To accommodate 1,000 languages, Google researchers have just released an upgrade to their Universal Speech Model (USM). According to the researchers, this model outperforms OpenAI Whisper across the board for automated voice recognition.
Access to the USM API can be requested by researchers here.
According to the study, “Google USM: Scaling Automated Speech Recognition Beyond 100 Languages,” under-represented languages can be recognized using a huge, unlabeled multilingual dataset that was used to pre-train the model’s encoder and was then fine-tuned using a smaller amount of labelled data. Also, the training procedure effectively adapts new data and languages.
The pre-trained encoder’s efficiency was demonstrated by the researchers using YouTube Caption’s multilingual voice data for fine-tuning. Despite the minimal supervised data provided by YouTube, the model manages to achieve a record-low word error rate of around 30% across all 73 languages. In comparison to Whisper (large-v2), which was trained using more than 400k hours of labelled data for these 18 languages, the model has, on average, a 32.7% relative lower WER. Moreover, USM performs better than Whisper across the board for automatic speech recognition.
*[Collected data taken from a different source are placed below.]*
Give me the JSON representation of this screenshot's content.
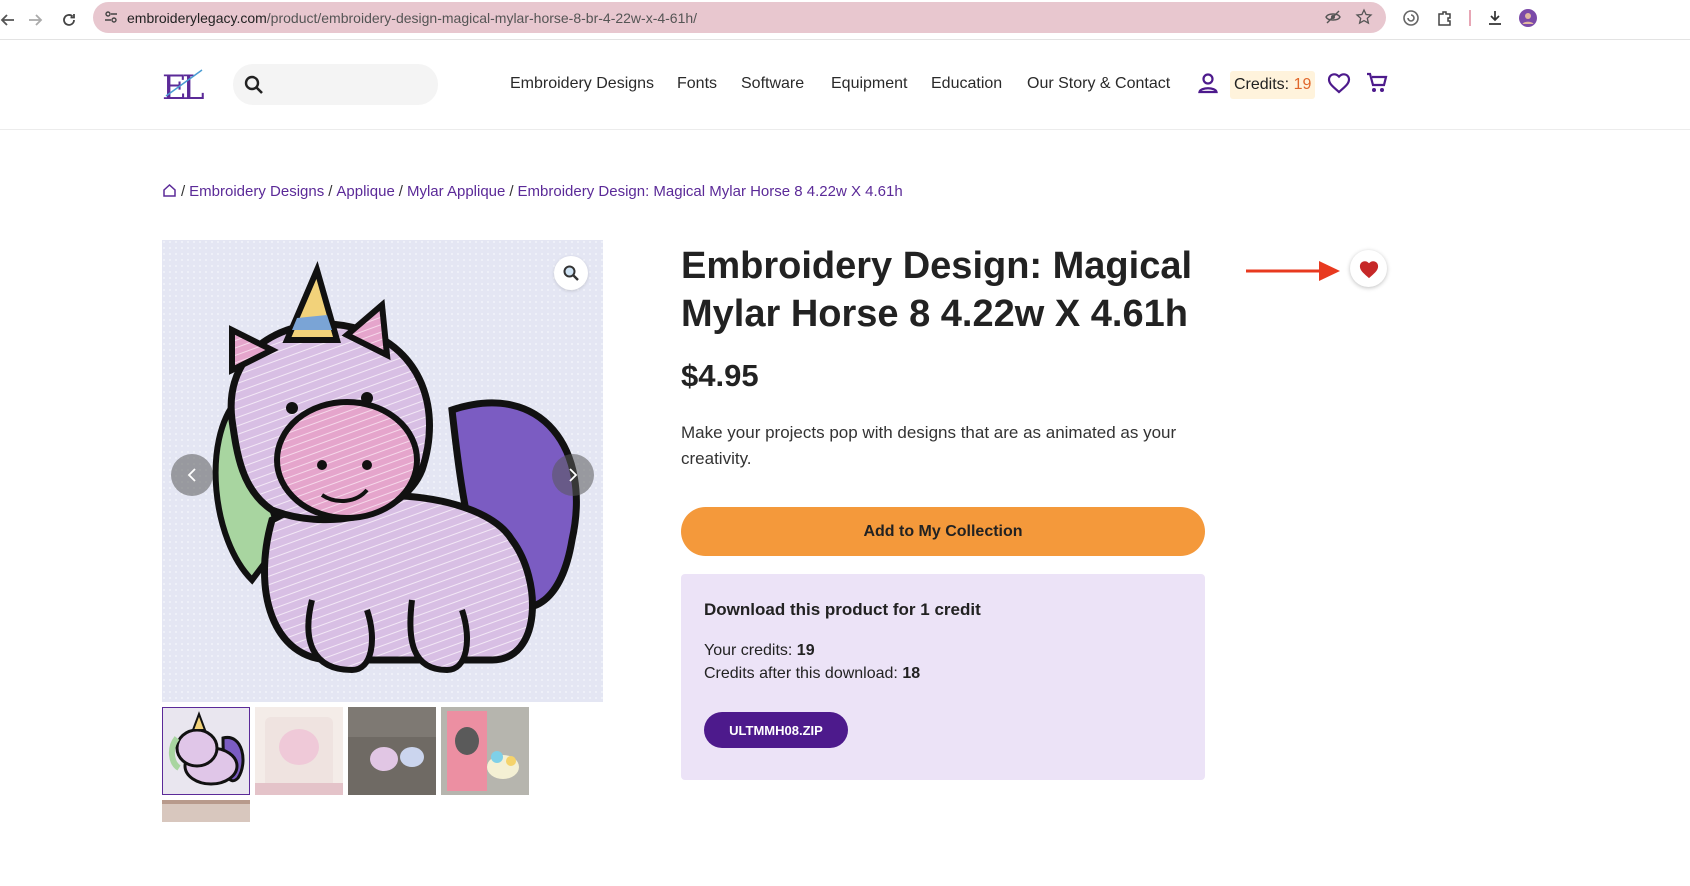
{
  "browser": {
    "url_domain": "embroiderylegacy.com",
    "url_path": "/product/embroidery-design-magical-mylar-horse-8-br-4-22w-x-4-61h/"
  },
  "header": {
    "menu": [
      "Embroidery Designs",
      "Fonts",
      "Software",
      "Equipment",
      "Education",
      "Our Story & Contact"
    ],
    "credits_label": "Credits: ",
    "credits_value": "19"
  },
  "breadcrumb": {
    "items": [
      "Embroidery Designs",
      "Applique",
      "Mylar Applique",
      "Embroidery Design: Magical Mylar Horse 8 4.22w X 4.61h"
    ]
  },
  "product": {
    "title": "Embroidery Design: Magical Mylar Horse 8 4.22w X 4.61h",
    "price": "$4.95",
    "description": "Make your projects pop with designs that are as animated as your creativity.",
    "add_button": "Add to My Collection"
  },
  "download": {
    "heading": "Download this product for 1 credit",
    "your_credits_label": "Your credits: ",
    "your_credits_value": "19",
    "after_label": "Credits after this download: ",
    "after_value": "18",
    "zip_button": "ULTMMH08.ZIP"
  },
  "colors": {
    "brand_purple": "#5b2a98",
    "accent_orange": "#f4993b",
    "heart_red": "#c62828",
    "annotation_arrow": "#e8391f"
  }
}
The 1,000 Languages Initiative was introduced last November with the goal of developing a machine learning model that will support the 1,000 most spoken languages in the world for greater inclusivity on a global scale. The main problem is figuring out how to support languages with few speakers or little available data because some of these languages are only spoken by less than twenty million people.
The USM is a collection of speech models with two billion parameters that were developed using a massive dataset of 12 million hours of audio and 28 billion text phrases from over 300 different languages. The models can automatically recognize speech in languages with little resources, such Amharic, Cebuano, Assamese, and Azerbaijani, to name a few. They are utilized on YouTube (for closed captions).
The upgraded version of the model employs the common encoder-decoder architecture. As an encoder, we employ the Conformer, also known as the convolution-augmented transformer. The Conformer block, which consists of attention, feed-forward, and convolutional modules, is a crucial component. It performs a sampling on the input before applying Conformer blocks and a projection layer to create the final embeddings.
The training of the model begins with unsupervised learning using speech recordings from hundreds of different languages. In order to do this, BEST-RQ is employed, which performs well on multilingual tasks when working with enormous amounts of unstructured audio data.
In the second optional phase, the researchers added more text data to the model using multi-objective supervised pre-training, which enhanced the model’s quality and language coverage. Whether or not text data is available will determine whether the second step is used, although USM performs best with this phase.
The model is refined on the downstream tasks in the final stage. With pre-training, it shows good performance with a minimal amount of task-related supervised data.